Seit den 90er Jahren ist durch eine ‚Transformation der Kulturtheorien‘ (Reckwitz 2008) der menschliche Körper in den Fokus von Sozialtheorien gerückt, einerseits als Träger kulturellen Wissens, der andererseits durch die alltägliche Performanz dieses Wissens zum Erhalt bzw. zur Veränderung sozialer Ordnung beiträgt. Dieser Vorstoß in Richtung einer konsequenten ‚Verkörperung des Sozialen‘ (Lindemann 2009) stellt innerhalb der Soziologie eine sozialtheoretische Kurskorrektur gegenüber einer nicht leicht zu überwindenden ‚quasi mentalistischen Bornierung‘ dar, die die Gesellschaft vorzugsweise aus körperlosen Engeln bestehen sieht. Mit meiner Dissertation werde ich zu dieser Kurskorrektur beitragen mit der ethnographischen Betrachtung von Situationen, in denen die ‚Bewegungssysteme‘ Ballett und Taijiquan (auch: Tai Chi) vermittelt werden. Mit Bewegungssystemen bezeichne ich Bündel aus kulturell hochgradig kodifizierten, explizit verkörperten Praktiken. In ihrer Kodifizierung stecken historische Einflüsse und kulturelle Diskurse sowie verschiedene explizite und implizite Wissensinhalte, die alle in Situationen, in denen Bewegungssysteme in und von Körpern vermittelt werden, in unterschiedlichem Maße präsent sind. Diese Situationen haben in Bezug auf Praktiken der Subjektivierung insofern exemplarischen Charakter, als in ihnen durch die praxistheoretisch zentrale Verknüpfung von neu zu erwerbendem Wissen und noch zu bildenden bzw. zu verändernden Körpern Subjekte mitunter buchstäblich gebildet werden. Durch den hohen Grad der kulturellen Kodifizierung dieser Bewegungssysteme ist diese Subjektivierung stets auch wiederum mit einer aktiven Reproduktion und womöglich Modifikation von kulturellen Diskursen verbunden. Diese exemplarisch klare gegenseitige Bedingung von ‚doing subjects‘ sowie ‚doing culture‘ bei der Vermittlung von Bewegungssystemen verspricht das sozialtheoretische Potential meines Projektes, da es praxistheoretisch bisher kaum befriedigend geklärt ist, wie die zentralen Größen von Wissen und Körper genau miteinander zusammenhängen und wie damit die Subjektbildung erfolgt (vgl. Reckwitz 2003: 297, 2008: 644ff.).

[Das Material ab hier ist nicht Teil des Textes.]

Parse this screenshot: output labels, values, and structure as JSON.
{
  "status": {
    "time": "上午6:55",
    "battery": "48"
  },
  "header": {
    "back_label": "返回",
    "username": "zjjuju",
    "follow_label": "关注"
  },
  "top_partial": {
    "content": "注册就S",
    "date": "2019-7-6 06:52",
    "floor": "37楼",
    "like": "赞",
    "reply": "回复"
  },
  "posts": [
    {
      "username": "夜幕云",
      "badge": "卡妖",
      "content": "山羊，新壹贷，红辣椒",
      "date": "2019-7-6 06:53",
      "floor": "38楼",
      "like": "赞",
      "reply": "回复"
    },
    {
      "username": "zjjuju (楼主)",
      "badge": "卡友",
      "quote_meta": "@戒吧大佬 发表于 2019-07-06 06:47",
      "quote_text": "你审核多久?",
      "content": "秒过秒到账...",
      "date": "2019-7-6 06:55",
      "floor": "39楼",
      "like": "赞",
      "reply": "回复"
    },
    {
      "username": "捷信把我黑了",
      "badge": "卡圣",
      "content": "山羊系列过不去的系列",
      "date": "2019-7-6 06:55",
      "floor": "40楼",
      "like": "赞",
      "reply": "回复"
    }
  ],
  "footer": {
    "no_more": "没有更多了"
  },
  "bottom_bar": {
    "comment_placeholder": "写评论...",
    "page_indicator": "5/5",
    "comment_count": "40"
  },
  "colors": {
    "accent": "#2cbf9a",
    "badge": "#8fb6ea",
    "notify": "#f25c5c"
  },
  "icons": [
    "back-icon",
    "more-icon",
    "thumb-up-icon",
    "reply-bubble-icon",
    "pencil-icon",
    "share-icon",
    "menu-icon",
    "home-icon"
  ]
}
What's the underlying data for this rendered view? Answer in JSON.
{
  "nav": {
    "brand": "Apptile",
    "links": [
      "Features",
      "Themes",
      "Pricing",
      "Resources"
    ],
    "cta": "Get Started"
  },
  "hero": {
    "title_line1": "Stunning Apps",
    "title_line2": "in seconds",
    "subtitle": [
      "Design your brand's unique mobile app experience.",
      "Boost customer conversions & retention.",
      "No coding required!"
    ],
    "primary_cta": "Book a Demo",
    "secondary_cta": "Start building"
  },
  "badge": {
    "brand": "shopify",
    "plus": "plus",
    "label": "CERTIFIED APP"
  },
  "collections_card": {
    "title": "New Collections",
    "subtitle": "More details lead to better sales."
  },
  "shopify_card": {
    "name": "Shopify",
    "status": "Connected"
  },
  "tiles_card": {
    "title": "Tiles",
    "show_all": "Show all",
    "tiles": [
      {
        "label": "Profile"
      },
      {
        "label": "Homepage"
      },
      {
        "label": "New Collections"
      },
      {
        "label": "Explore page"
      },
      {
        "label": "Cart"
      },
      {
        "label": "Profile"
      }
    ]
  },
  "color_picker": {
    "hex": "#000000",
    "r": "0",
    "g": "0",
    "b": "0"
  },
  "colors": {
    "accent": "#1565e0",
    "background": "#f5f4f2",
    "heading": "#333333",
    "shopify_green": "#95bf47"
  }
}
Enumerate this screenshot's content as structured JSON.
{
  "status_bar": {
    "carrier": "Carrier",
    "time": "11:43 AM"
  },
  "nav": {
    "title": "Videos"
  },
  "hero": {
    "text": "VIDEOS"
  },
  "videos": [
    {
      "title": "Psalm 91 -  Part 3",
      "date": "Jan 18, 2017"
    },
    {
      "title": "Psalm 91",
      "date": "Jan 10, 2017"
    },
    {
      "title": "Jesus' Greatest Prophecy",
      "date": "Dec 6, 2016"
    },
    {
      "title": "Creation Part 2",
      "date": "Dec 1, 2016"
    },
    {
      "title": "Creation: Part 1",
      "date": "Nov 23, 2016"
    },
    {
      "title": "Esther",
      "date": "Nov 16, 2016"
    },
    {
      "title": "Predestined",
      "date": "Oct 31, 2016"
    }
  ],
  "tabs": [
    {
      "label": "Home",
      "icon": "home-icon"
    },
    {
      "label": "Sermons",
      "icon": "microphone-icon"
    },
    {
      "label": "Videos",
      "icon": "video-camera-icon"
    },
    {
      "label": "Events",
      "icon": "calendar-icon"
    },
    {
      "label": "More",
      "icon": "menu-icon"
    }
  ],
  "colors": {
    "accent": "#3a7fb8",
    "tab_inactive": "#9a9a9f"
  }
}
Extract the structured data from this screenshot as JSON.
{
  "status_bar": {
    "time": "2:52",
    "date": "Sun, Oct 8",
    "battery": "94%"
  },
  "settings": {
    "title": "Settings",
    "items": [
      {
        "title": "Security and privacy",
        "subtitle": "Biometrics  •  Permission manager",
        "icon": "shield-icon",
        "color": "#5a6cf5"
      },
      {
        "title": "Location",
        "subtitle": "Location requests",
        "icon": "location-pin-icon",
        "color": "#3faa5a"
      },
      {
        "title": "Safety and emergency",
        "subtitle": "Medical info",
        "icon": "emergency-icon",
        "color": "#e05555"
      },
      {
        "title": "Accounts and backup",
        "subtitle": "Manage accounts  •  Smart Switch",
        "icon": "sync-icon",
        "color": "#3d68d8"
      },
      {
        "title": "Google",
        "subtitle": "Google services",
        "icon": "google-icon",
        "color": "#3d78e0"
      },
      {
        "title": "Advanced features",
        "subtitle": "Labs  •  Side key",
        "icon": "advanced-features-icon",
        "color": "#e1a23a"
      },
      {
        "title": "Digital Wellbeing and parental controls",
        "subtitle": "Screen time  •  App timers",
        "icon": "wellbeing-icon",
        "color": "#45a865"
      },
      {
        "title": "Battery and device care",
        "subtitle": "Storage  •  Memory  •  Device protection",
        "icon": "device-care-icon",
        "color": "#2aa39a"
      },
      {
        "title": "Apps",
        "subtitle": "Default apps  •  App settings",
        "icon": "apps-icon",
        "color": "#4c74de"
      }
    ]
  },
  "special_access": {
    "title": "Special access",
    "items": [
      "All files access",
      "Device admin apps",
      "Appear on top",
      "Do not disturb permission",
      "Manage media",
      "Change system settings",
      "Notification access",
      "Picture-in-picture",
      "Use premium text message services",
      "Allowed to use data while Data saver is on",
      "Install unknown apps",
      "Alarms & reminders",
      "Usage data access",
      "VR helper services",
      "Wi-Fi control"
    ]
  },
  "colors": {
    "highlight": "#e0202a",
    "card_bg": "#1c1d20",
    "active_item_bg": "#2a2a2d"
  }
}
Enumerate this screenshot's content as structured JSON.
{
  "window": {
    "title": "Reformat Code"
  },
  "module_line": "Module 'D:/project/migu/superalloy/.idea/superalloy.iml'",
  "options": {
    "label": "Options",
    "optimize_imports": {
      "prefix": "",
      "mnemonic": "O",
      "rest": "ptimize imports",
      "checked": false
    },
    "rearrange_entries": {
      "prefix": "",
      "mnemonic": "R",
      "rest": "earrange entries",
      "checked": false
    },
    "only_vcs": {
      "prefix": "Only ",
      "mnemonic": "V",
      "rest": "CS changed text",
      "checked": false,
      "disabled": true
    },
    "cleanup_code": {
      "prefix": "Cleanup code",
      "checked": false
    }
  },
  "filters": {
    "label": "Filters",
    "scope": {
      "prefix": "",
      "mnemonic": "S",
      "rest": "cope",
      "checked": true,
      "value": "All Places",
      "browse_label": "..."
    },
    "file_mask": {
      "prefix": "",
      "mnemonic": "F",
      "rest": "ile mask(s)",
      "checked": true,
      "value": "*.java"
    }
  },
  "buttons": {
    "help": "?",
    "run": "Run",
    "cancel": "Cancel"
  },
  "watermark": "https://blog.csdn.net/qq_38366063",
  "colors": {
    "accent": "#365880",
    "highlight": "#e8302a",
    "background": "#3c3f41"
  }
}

Die Bewegungssysteme Ballett und Taijiquan werden gewählt, weil sie aufgrund ihrer Historie, Teleologie und Entstehungskultur wesentliche Unterscheidungen in Bezug auf die Art des Wissens, das in ihnen zentral ist, und den Körper, den sie konzipieren und konstruieren, und damit insgesamt in Bezug auf ihre Praktiken der Subjektivierung erwarten lassen. Die zwei Bewegungssysteme im Vergleich bieten eine doppelte Optik: Sie fokussieren zum einen ihre Gegensätze in Bezug auf theoretisch zentrale Größen, sie erlauben jedoch zum anderen das Auffinden ihrer Gemeinsamkeiten, die theoretisch aufschlussreicher, weil allgemeiner, als ihre Gegensätze sein könnten.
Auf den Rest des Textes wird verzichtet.